Comment 33 Jorn Wolfgang Rennecke 2006-11-15 20:11:26 UTC
4.x patches:
http://gcc.gnu.org/ml/gcc-patches/2006-06/msg01184.html
Comment 34 Jorn Wolfgang Rennecke 2006-11-30 20:04:56 UTC
Created attachment 12718 [details]
add-on patch

I've found that this patch is also necessary to avoid invalid transformations.
Comment 35 Steven Bosscher 2006-12-17 14:47:42 UTC
This should be fixed when the dataflow branch is merged.  There is a new pass there dedicated to generating auto-inc/dec insns.  If the pass in auto-inc-dec.c on the dataflow branch does not fix this issue, a proper fix for this bug will have to be implemented there instead of in regmove.

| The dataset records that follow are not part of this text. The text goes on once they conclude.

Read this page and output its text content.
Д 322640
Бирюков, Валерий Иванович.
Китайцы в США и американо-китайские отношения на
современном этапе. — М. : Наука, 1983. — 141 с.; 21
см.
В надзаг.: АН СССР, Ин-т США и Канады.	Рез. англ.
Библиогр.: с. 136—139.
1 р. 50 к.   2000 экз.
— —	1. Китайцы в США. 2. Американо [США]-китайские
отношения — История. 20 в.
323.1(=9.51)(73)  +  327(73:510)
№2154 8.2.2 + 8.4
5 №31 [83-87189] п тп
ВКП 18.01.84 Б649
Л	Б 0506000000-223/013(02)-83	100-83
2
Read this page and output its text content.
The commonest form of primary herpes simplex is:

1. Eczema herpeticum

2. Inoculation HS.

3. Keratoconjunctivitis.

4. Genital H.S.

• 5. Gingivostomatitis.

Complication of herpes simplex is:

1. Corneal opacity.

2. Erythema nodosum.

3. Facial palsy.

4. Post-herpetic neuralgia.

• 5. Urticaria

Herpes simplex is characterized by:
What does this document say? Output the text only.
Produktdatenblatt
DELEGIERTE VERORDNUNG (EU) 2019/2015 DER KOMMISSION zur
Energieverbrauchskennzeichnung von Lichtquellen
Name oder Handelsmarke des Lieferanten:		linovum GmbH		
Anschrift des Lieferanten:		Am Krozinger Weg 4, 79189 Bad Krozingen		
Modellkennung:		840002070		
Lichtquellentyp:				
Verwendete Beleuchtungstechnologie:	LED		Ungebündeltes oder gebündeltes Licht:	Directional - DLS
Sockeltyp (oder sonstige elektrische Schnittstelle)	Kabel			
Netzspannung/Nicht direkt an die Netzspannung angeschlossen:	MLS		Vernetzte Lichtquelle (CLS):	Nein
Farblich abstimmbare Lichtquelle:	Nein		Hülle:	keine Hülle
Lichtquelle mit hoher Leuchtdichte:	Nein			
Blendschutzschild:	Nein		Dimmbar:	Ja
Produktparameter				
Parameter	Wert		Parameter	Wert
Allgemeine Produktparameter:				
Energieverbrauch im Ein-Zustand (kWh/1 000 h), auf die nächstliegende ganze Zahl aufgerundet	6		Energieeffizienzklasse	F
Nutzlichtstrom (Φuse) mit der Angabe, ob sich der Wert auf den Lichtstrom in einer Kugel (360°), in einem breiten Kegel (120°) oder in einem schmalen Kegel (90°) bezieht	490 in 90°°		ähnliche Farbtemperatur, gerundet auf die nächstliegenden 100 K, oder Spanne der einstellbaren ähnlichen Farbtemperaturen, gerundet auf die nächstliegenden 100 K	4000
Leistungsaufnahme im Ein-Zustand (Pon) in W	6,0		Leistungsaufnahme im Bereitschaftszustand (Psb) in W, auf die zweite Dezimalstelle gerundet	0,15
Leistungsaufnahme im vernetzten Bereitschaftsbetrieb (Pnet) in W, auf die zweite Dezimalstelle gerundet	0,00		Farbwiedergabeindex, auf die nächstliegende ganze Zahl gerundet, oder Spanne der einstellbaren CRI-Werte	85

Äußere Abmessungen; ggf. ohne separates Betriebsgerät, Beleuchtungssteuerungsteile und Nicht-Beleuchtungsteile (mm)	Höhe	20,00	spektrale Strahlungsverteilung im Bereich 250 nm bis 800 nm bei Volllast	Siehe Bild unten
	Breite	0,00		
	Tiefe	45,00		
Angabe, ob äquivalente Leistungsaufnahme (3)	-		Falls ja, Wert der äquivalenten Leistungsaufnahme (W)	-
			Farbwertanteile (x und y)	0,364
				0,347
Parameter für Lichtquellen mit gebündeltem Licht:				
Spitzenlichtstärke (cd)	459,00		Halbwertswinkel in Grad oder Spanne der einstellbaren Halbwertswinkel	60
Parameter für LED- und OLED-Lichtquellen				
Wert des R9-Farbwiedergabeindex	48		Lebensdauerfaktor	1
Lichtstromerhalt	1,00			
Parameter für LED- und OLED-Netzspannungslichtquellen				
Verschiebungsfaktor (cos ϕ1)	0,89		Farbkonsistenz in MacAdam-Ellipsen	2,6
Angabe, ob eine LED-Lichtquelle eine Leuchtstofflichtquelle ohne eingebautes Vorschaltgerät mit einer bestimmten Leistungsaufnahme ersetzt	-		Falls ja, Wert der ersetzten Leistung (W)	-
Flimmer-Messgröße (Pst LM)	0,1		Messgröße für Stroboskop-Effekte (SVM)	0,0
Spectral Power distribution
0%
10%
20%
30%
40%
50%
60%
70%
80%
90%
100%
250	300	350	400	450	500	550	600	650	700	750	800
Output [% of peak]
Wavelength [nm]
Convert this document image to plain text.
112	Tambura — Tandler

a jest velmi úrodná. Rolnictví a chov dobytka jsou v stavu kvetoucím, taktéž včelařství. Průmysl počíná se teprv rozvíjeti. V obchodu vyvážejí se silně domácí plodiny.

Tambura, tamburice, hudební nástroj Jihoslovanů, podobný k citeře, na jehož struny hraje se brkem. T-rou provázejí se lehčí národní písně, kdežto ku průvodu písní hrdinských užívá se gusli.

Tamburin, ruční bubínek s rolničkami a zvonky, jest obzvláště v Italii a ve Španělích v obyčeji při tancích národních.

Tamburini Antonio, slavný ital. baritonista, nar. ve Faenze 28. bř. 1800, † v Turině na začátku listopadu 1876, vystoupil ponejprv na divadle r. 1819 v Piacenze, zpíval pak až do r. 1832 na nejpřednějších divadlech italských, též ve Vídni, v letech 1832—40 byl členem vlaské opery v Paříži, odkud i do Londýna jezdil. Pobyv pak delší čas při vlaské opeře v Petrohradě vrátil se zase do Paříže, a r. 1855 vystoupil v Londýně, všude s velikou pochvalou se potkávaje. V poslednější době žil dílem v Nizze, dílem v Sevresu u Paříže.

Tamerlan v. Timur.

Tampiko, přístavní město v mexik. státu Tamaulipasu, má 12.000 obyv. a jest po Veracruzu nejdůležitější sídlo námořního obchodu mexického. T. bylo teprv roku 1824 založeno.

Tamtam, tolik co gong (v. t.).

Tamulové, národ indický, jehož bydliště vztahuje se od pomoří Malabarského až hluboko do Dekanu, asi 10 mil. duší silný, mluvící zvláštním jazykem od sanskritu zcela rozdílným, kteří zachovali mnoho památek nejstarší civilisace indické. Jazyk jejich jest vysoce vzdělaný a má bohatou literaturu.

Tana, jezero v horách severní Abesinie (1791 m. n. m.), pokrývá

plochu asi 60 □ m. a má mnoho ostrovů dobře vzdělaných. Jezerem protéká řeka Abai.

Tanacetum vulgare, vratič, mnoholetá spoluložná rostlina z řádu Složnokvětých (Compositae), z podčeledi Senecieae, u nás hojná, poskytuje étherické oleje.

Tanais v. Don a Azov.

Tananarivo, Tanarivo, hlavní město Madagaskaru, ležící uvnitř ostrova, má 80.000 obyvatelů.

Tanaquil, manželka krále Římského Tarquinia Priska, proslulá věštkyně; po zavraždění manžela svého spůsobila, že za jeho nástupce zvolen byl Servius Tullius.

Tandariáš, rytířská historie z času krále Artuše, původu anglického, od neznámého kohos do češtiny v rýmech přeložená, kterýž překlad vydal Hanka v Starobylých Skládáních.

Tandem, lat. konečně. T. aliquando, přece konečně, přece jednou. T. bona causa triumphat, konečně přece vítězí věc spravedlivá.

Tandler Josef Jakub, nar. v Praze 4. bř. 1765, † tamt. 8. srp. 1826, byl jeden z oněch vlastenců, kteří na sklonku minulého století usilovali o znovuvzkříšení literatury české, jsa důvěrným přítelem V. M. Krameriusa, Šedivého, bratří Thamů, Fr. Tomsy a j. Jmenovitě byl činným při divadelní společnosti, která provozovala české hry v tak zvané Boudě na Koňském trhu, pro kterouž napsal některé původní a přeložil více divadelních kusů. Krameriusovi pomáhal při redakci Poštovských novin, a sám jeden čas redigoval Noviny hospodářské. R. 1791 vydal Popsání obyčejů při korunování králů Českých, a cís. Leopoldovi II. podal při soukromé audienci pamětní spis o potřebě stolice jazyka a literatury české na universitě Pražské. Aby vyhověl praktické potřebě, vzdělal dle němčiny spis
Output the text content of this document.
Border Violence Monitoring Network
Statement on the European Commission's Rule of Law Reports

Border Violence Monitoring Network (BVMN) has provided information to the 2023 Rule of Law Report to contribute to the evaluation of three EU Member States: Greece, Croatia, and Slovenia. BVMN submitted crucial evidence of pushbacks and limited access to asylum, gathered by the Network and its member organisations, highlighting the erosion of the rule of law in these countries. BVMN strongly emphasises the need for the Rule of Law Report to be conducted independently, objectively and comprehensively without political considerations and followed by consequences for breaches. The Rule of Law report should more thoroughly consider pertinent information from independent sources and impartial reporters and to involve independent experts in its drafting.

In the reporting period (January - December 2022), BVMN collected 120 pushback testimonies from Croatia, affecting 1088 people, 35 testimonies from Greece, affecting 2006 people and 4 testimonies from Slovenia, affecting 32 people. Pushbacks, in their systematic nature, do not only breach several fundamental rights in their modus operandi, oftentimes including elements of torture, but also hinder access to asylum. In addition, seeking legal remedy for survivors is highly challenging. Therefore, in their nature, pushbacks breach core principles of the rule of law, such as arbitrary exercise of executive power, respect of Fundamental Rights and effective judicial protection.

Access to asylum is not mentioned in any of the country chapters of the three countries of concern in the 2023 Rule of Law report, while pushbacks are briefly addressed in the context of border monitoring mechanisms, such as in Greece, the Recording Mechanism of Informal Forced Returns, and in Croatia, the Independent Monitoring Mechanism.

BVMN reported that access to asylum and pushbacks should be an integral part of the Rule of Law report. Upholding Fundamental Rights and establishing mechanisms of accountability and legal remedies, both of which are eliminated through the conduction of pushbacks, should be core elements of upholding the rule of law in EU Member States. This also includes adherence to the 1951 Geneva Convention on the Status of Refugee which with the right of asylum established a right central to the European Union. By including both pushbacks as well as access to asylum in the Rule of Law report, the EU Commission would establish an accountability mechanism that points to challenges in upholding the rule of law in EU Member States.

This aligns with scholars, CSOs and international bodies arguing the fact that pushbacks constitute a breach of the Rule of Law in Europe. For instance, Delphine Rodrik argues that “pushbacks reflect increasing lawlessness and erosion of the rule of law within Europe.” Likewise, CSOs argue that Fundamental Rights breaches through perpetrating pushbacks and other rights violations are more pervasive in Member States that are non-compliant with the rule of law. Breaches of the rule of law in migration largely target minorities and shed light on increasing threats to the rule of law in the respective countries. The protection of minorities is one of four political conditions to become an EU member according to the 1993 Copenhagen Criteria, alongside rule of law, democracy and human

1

Comment 36 Andrew Pinski 2007-06-18 02:03:06 UTC
Just removing patch keyword as the patch is no longer applies after the dataflow branch merge.
Comment 37 Richard Biener 2007-09-17 20:06:15 UTC
No 4.3 pending patch anymore.
Comment 38 Hans-Peter Nilsson 2008-05-23 23:13:25 UTC
Maybe this issue migrated into PR31849?
Comment 39 Jorn Wolfgang Rennecke 2010-02-22 06:04:55 UTC
(In reply to comment #38)
> Maybe this issue migrated into PR31849?

Not entirely, PR31849 is tree-optimization, and a lot of auto-increment opportunities are only visible at the rtl level.